Deadwood, including snags, logs, buried wood, and dying trees, is recognized as a key feature of forest ecosystems. In most managed forests, the rejuvenation of forest age class structure and the simplification of stand structures have led to a scarcity of large diameter, over-mature, or veteran trees and snags and to a decrease in the quantity and quality of decaying logs. There is a consensus within the scientific community that the scarcity of deadwood in managed forests is among the leading factors behind losses of species diversity. In effect, a quarter of threatened species in Fennoscandian forests is associated with deadwood. Management of deadwood in forests is therefore considered a major stake in sustainable forest management. Moreover, baseline knowledge of the dynamics and functions of deadwood in forests varies among different regions of the world and has, to a great extent, been compartmentalised within specific disciplines.

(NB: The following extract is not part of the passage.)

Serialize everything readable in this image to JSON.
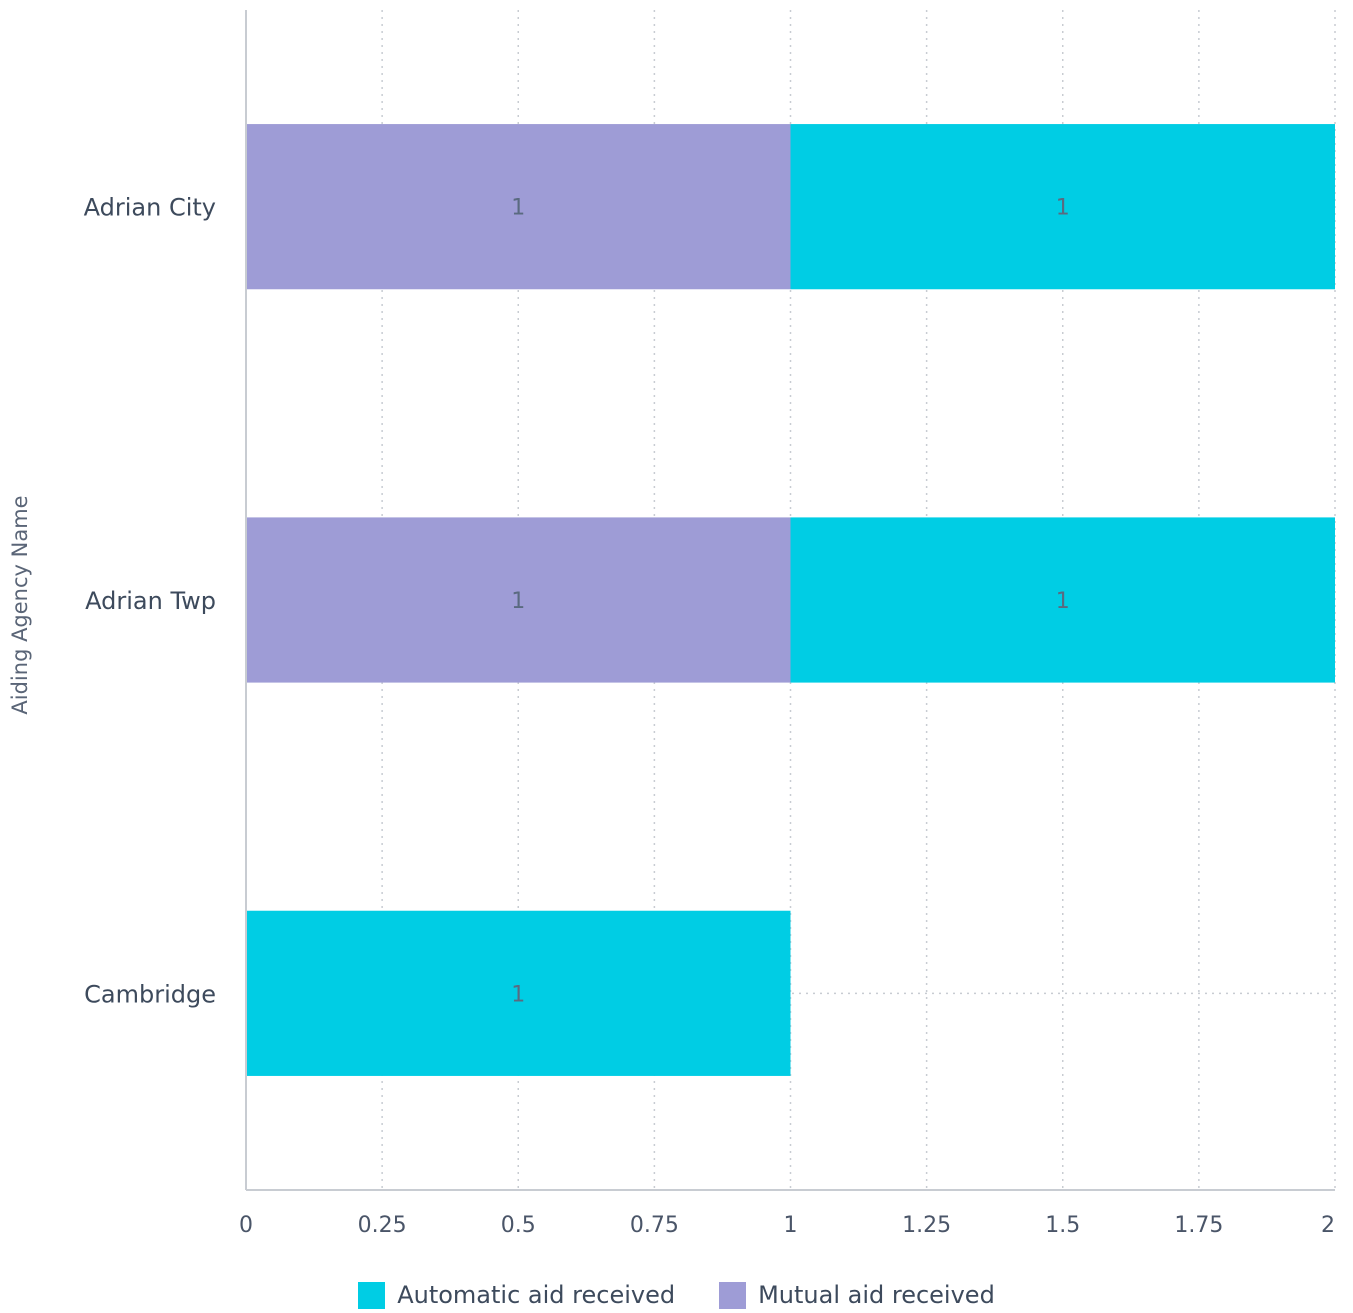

The goal of this symposium is to bring together a broad range of specialists from different forest systems in order to build bridges across disciplines, perspectives, and continents. This symposium will provide a platform on which to identify common challenges and avenues to managing deadwood in forests in the context of the increasing international importance of environmental certification.
Over 120 communications by international experts from more than 15 countries will be presented including six keynote addresses. While the symposium is directed toward the scientific community, up-to-date research on such a critical issue will attract delegates from national and international forest and environmental agencies.